Context: Polyporus polysaccharide (PPS), the leading bioactive ingredient extracted from Polyporus umbellatus (Pers.) Fr. (Polyporaceae), has been demonstrated to exert anti-bladder Cancer and immunomodulatory functions in macrophages.

Objective: To explore the effects of homogeneous Polyporus polysaccharide (HPP) on the proliferation and Autophagy of bladder Cancer cells co-cultured with macrophages.

Materials and methods: MB49 bladder Cancer cells and RAW264.7 macrophages were co-cultured with or without HPP intervention (50, 100, or 200 μg/mL) for 24 h. The cell counting kit-8 (CCK-8) assay and 5-ethynyl-2″-deoxyuridine (EdU) staining evaluated MB49 cell proliferation. Monodansylcadaverine (MDC) staining and transmission electron microscopy (TEM) observed autophagosomes. Western blotting detected the expression levels of autophagy-related proteins and PI3K/Akt/mTOR pathway proteins.

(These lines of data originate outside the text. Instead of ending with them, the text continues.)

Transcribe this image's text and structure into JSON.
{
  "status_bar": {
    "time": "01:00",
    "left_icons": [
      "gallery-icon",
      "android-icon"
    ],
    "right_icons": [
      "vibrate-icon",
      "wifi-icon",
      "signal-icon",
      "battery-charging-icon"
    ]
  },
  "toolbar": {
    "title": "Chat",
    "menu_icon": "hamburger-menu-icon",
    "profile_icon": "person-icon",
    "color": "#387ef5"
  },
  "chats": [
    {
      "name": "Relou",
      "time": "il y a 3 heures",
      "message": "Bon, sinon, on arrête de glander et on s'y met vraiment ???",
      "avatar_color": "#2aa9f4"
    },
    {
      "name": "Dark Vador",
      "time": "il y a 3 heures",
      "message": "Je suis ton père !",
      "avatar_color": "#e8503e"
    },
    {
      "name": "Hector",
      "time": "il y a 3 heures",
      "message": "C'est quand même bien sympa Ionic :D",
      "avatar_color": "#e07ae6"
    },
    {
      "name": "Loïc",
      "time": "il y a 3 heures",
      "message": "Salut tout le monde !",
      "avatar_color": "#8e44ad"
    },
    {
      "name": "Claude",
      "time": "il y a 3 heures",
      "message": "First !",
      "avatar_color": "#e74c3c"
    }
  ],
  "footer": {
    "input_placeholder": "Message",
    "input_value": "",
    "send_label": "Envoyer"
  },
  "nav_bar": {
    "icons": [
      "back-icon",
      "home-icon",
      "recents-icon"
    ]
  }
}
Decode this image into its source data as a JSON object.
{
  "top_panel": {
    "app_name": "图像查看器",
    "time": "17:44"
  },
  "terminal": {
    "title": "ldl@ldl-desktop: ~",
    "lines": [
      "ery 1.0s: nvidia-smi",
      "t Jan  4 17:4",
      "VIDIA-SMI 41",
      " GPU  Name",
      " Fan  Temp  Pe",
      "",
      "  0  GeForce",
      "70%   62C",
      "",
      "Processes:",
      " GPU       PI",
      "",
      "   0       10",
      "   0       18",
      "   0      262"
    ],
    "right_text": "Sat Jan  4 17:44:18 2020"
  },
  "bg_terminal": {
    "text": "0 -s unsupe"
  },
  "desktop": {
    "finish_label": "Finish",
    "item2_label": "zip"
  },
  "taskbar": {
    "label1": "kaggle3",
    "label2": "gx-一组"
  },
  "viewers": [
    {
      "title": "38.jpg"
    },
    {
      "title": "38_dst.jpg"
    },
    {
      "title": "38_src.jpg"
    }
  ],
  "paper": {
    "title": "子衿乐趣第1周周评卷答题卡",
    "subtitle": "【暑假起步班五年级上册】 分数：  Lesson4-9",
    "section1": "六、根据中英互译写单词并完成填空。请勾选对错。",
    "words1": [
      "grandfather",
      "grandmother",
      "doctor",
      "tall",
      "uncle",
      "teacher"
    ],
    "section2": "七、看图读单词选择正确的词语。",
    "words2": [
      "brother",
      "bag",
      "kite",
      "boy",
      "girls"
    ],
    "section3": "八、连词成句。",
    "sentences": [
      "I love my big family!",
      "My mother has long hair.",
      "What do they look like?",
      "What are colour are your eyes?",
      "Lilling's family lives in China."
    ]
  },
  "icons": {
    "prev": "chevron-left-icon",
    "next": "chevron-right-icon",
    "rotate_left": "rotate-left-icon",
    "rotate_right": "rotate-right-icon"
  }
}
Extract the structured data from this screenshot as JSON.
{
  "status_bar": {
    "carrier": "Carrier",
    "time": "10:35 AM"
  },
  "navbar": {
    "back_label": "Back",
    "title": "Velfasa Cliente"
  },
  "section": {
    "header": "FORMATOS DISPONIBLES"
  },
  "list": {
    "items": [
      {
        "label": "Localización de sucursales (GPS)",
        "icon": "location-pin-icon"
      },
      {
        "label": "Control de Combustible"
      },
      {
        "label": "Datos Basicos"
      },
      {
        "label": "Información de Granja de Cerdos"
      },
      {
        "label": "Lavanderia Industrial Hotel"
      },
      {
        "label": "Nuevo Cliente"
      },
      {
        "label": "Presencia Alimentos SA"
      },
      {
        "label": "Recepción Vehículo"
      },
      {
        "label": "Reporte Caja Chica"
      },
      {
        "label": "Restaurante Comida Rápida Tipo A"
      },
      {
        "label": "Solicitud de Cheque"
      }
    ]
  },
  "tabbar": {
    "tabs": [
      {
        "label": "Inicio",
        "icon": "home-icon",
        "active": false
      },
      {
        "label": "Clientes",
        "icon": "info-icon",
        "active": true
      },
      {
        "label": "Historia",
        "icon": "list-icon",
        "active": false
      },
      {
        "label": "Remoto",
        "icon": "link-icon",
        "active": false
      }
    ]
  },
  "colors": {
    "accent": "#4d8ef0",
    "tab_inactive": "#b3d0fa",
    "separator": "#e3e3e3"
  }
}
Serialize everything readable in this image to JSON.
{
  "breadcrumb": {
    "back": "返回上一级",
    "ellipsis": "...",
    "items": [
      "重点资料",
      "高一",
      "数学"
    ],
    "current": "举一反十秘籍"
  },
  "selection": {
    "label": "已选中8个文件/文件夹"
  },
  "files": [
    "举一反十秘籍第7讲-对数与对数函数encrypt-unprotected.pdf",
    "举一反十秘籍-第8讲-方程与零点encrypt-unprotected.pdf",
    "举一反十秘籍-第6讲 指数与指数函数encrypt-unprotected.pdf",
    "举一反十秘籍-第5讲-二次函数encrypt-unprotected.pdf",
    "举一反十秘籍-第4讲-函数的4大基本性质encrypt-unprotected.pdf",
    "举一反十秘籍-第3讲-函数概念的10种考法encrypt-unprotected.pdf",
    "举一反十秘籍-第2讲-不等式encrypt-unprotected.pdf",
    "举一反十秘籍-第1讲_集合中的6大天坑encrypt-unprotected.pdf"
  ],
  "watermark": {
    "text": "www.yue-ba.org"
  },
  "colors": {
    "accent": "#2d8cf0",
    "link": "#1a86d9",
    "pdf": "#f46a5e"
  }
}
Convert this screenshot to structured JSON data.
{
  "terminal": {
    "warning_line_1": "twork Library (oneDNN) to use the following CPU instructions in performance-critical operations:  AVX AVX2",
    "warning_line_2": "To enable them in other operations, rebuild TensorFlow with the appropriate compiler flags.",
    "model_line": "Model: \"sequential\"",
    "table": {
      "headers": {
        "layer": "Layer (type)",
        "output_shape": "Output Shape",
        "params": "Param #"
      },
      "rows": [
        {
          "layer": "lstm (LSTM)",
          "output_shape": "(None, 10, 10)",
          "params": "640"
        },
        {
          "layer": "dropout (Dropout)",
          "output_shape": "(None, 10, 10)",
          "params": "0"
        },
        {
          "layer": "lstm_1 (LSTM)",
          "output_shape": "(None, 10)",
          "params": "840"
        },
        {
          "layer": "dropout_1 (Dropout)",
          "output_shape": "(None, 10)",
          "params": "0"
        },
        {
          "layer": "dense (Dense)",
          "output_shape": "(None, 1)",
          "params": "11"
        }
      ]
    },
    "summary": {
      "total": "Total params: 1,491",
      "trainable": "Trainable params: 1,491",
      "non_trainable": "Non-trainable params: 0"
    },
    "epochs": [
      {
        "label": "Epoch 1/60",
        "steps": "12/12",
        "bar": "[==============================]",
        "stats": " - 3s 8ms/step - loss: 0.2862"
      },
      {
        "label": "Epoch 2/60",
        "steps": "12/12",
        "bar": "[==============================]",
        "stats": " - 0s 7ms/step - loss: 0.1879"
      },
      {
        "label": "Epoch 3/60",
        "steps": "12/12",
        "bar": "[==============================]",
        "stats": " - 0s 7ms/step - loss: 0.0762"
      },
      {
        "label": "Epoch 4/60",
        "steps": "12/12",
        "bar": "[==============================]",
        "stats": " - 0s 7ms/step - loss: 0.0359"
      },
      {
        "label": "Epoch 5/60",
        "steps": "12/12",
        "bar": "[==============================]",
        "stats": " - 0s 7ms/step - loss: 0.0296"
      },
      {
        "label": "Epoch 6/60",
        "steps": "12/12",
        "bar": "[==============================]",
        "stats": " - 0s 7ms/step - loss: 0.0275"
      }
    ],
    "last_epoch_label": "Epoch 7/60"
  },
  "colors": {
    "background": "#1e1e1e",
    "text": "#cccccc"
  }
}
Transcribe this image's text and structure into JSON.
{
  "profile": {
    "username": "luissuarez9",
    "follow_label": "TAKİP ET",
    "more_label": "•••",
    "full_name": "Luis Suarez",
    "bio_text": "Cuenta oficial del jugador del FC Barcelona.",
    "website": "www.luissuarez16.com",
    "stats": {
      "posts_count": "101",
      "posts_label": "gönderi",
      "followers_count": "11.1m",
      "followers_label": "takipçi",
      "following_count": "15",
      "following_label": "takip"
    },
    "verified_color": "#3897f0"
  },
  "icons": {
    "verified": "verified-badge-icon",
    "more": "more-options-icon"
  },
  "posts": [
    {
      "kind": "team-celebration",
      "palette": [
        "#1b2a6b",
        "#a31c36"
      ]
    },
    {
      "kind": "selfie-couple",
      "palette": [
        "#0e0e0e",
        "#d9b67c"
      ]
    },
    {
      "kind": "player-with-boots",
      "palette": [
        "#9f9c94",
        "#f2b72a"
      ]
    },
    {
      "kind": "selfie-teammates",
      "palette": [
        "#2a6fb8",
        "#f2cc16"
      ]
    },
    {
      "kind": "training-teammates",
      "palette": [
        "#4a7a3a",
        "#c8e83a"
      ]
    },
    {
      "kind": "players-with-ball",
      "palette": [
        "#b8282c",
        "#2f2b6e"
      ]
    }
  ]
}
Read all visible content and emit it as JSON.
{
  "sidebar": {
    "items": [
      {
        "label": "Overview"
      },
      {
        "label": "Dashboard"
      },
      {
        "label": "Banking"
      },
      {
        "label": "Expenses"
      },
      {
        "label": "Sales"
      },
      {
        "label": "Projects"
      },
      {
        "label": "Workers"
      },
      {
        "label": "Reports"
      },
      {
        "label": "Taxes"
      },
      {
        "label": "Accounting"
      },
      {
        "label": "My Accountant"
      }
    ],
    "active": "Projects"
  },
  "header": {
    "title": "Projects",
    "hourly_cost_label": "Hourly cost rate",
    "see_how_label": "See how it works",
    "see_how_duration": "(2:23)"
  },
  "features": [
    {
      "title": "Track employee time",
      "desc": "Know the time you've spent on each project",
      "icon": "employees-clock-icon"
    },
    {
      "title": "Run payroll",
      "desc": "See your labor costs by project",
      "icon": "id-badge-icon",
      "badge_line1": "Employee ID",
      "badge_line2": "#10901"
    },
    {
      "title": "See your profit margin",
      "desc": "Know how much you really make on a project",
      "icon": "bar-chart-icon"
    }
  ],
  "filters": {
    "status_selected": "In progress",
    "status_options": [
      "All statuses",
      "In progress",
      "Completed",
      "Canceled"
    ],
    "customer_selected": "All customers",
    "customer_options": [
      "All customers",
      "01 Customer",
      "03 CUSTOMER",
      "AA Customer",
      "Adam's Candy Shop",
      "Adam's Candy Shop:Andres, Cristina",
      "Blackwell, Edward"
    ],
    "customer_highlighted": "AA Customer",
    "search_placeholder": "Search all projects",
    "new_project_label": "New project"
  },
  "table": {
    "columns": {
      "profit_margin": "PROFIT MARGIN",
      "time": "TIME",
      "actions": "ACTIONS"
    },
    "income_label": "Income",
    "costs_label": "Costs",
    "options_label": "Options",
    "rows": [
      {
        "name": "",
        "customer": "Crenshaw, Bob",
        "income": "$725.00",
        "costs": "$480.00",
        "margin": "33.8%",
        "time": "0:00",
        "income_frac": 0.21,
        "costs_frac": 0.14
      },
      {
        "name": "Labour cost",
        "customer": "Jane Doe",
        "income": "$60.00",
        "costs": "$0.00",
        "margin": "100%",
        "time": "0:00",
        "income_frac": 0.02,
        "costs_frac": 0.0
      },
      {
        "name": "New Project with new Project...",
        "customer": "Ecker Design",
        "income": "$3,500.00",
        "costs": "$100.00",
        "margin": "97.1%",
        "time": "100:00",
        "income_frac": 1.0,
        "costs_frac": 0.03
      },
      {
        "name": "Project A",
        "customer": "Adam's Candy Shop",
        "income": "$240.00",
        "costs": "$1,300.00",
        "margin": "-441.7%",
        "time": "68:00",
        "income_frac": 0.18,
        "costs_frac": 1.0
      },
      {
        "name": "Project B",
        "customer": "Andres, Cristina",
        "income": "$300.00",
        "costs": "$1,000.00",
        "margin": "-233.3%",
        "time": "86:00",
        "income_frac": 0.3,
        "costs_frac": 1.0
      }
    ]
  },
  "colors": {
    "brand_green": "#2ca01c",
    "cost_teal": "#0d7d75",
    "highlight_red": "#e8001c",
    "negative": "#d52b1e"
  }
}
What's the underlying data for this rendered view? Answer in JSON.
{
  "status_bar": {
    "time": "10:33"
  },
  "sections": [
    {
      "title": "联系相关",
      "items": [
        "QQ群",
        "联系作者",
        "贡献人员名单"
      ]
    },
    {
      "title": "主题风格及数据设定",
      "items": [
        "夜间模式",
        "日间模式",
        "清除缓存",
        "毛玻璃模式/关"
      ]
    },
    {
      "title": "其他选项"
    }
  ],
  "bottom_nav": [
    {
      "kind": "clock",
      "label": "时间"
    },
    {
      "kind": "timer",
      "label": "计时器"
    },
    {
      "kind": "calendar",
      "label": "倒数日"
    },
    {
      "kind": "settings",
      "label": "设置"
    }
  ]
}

Results: HPP inhibited the proliferation of MB49 cells co-cultured with RAW264.7 cells but not MB49 cells alone. HPP altered the expression of autophagy-related proteins and promoted the formation of autophagosomes in MB49 cells in the co-culture system. Autophagy inhibitors 3-methyladenine (3-MA) and chloroquine (CQ) not only antagonized HPP-induced Autophagy but also attenuated the inhibitory effects of HPP on MB49 cell proliferation in the co-culture system. HPP or RAW264.7 alone was not sufficient to induce Autophagy in MB49 cells. In addition, HPP suppressed the protein expression of the PI3K/Akt/mTOR pathway in MB49 cells in the co-culture system.

Discussion and conclusions: HPP induced bladder Cancer cell Autophagy by regulating macrophages in the co-culture system, resulting in the inhibition of Cancer cell proliferation. The PI3K/Akt/mTOR pathway was involved in HPP-induced Autophagy in the co-culture system.

Bladder cancer; PI3K/Akt/mTOR pathway.